The buyback, to be carried out in phases over a year, will be welcome news for those investors who have been clamoring for bigger payouts from the world’s top smartphone maker, which has lost market share to rivals such as Apple Inc (AAPL.O) and Huawei Technologies Co Ltd [HWT.UL].
“Samsung’s core smartphone business is struggling, which means the shares would likely fall. The buyback helps defend the stock price,” said Chung Sun-sup, head of corporate analysis firm Chaebul.com.
Cancelling the purchased shares would also help the Lee family, founders of Samsung Group [SAGR.UL], boost their control of the conglomerate’s crown jewel.
Samsung’s shares touched a near six-month high and were up 2.2 percent as of 0340 GMT, compared with a 0.3 percent decline for the broader market .KS11.
The maker of Galaxy-series handsets and tablets said third-quarter operating profit jumped 82 percent to 7.4 trillion won ($6.5 billion), in line with its guidance. Revenue rose 8.9 percent from a year earlier to 51.7 trillion won.

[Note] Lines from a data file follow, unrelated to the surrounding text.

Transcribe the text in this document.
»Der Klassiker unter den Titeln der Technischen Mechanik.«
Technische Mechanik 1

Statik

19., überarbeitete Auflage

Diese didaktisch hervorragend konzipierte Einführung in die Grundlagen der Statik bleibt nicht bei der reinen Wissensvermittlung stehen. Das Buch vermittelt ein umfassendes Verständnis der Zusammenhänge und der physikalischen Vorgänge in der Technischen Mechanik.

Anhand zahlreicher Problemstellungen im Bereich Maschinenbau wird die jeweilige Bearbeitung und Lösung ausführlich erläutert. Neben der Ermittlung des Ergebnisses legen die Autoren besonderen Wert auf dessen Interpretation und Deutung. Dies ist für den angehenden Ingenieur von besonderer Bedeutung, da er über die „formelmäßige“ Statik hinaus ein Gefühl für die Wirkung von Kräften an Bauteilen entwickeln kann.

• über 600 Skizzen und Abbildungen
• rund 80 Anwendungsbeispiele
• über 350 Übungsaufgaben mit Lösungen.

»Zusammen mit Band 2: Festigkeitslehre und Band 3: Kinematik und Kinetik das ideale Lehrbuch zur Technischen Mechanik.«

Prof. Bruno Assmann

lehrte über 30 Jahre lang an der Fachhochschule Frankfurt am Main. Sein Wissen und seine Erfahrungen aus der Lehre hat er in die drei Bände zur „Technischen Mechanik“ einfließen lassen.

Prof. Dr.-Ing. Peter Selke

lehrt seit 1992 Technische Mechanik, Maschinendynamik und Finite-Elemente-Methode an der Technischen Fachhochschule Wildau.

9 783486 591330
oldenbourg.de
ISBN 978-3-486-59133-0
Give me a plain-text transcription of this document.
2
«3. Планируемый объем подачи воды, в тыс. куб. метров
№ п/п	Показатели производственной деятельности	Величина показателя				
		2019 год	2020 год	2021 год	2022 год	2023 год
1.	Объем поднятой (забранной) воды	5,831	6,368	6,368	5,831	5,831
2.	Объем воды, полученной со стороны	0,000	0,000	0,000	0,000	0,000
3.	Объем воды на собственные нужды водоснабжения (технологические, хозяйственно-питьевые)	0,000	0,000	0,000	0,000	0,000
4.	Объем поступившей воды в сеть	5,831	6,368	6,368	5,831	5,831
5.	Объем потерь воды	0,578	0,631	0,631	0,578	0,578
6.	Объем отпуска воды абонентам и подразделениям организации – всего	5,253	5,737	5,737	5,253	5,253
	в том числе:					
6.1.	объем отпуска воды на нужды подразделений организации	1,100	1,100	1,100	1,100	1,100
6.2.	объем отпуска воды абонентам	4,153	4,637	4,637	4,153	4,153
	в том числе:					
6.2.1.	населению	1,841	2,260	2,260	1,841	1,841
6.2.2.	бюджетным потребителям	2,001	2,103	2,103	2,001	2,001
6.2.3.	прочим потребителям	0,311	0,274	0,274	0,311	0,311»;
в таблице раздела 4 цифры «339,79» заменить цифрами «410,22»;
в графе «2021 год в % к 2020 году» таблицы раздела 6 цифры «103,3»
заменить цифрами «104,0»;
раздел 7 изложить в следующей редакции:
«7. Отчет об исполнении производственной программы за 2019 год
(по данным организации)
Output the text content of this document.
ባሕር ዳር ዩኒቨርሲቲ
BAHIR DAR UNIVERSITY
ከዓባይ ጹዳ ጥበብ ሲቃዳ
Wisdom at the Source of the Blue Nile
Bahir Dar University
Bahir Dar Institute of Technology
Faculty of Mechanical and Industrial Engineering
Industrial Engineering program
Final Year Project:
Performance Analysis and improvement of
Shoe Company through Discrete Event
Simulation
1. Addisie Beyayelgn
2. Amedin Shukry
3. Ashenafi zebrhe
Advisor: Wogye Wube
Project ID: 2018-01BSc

Samsung warned that earnings would fall sequentially in the fourth quarter as currency conditions - which added 800 billion won to profit in the third quarter - became less favorable.
The mobile division posted its first on-year profit growth in two years, climbing 37 percent to 2.40 trillion won, thanks to strong sales of the Galaxy Note 5 as well as new lower-end products.
The firm said it aimed to keep fourth-quarter mobile profits at a similar level, although the outlook beyond that was unclear as it expected the global smartphone market to slow in 2016.
The chip division was the company’s top earner for the fifth-straight quarter, with a record 3.66 trillion won profit thanks in part to demand from smartphone makers.
The results will raise hopes that Samsung’s profit recovery is on track, even though investors are skeptical about its ability to return to the record earnings it posted in 2013 on the back of its smartphone business.
Despite a major overhaul of its product lineup, Samsung’s smartphone shipments will shrink for the first time in 2015 due to competition from Apple in the high-end market and Chinese rivals in the low end, researcher TrendForce says.